Table 1 Evaluation metrics of the proposed model on imbalance test dataset

The second experiment was performed on the balanced training dataset by SMOTE + Tomek link resampling method. The total 11,641 ECG beats from both the classes were oversampled to 16,798 beats where 8399 beats are from each class. Hence, after balancing the datasets, it was trained using both the models and the prediction was made on the reserved test dataset only. The training performance using CNN and CNN + LSTM model on the balanced dataset is depicted in Figs. 6 and 7, respectively.

Fig. 6
figure 6

Training history using CNN model on SMOTE + Tomek balanced data

Fig. 7
figure 7

Training history using CNN model on SMOTE + Tomek balanced data

The prediction result in Table 2 demonstrates that the class (Cl) accuracy has improved as well as overall accuracy is also improved compared to the imbalanced dataset. The overall accuracy obtained using CNN, CNN + LSTM, and ensemble is 99.5%, 99.7%, and 99.8%, respectively, on balanced dataset. Hence by balancing the dataset using SMOTE +Tomek link sampling methods, not only the overall accuracy increases but each individual class prediction values also increases. The obtained result was also compared with state-of-the-art techniques to validate the proposed model performance, as presented in Table 3.

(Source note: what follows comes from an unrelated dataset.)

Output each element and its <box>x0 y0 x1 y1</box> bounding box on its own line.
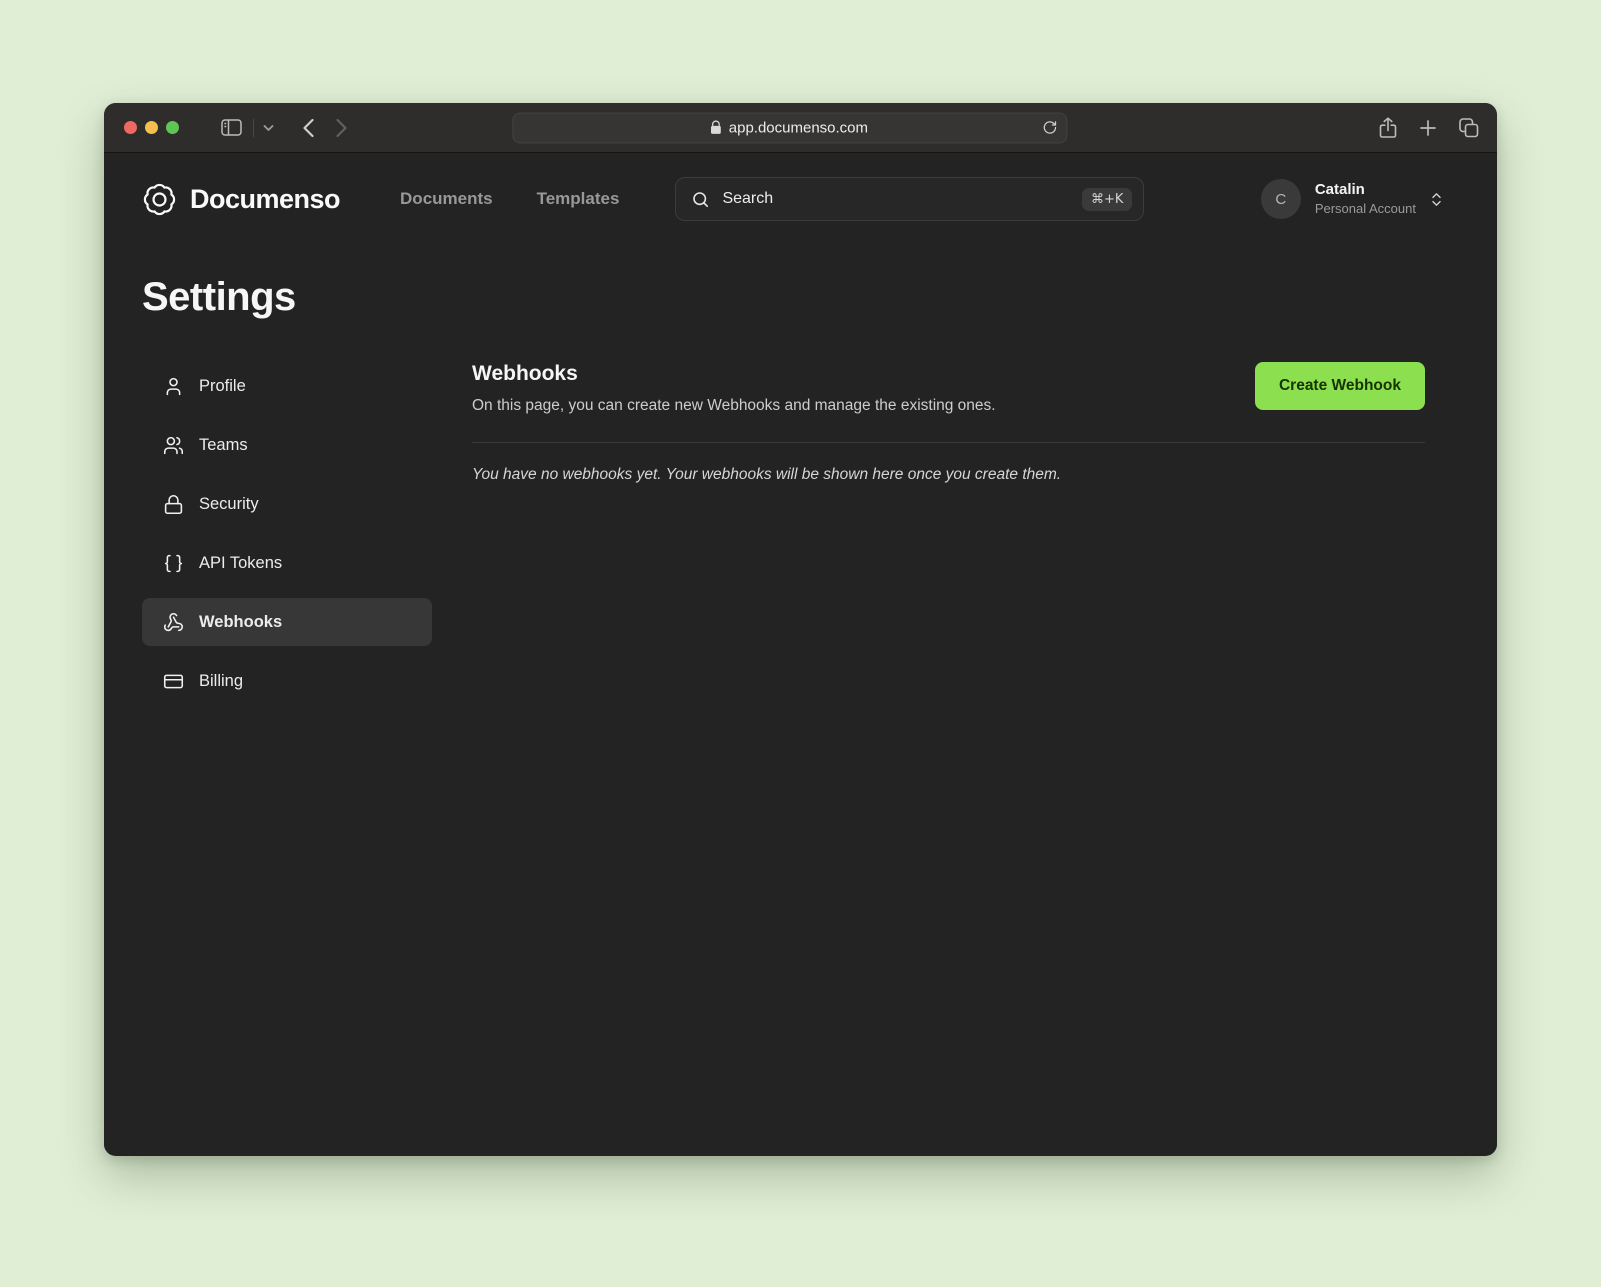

Table 2 Evaluation metrics of the proposed model on balanced test dataset
Table 3 Comparison with state-of-the-art techniques

5 Conclusion and Future Scope

The hybrid CNN-LSTM-based deep learning model for automatic and accurate detection of myocardial infarction (MI) was proposed in this paper. The 14,552 ECG beats were used for the verification of model performance from PTB diagnostic dataset. The two models are proposed for the detection of MI and normal beats from ECG signals using two proposed models, CNN and CNN + LSTM. The data resampling method SMOTE + Tomek link is used for balancing the data classes. The CNN-LSTM model performance was tested on 2,911 ECG beats along with training and validation dataset and obtained 99.8% overall accuracy which proves the model supremacy compared to all state-of-the-art techniques.

In the future scope of this work and the generation adverse network (GAN) for data enrichment, the large dataset will be used with the fastest intensive learning model to reduce the computation time.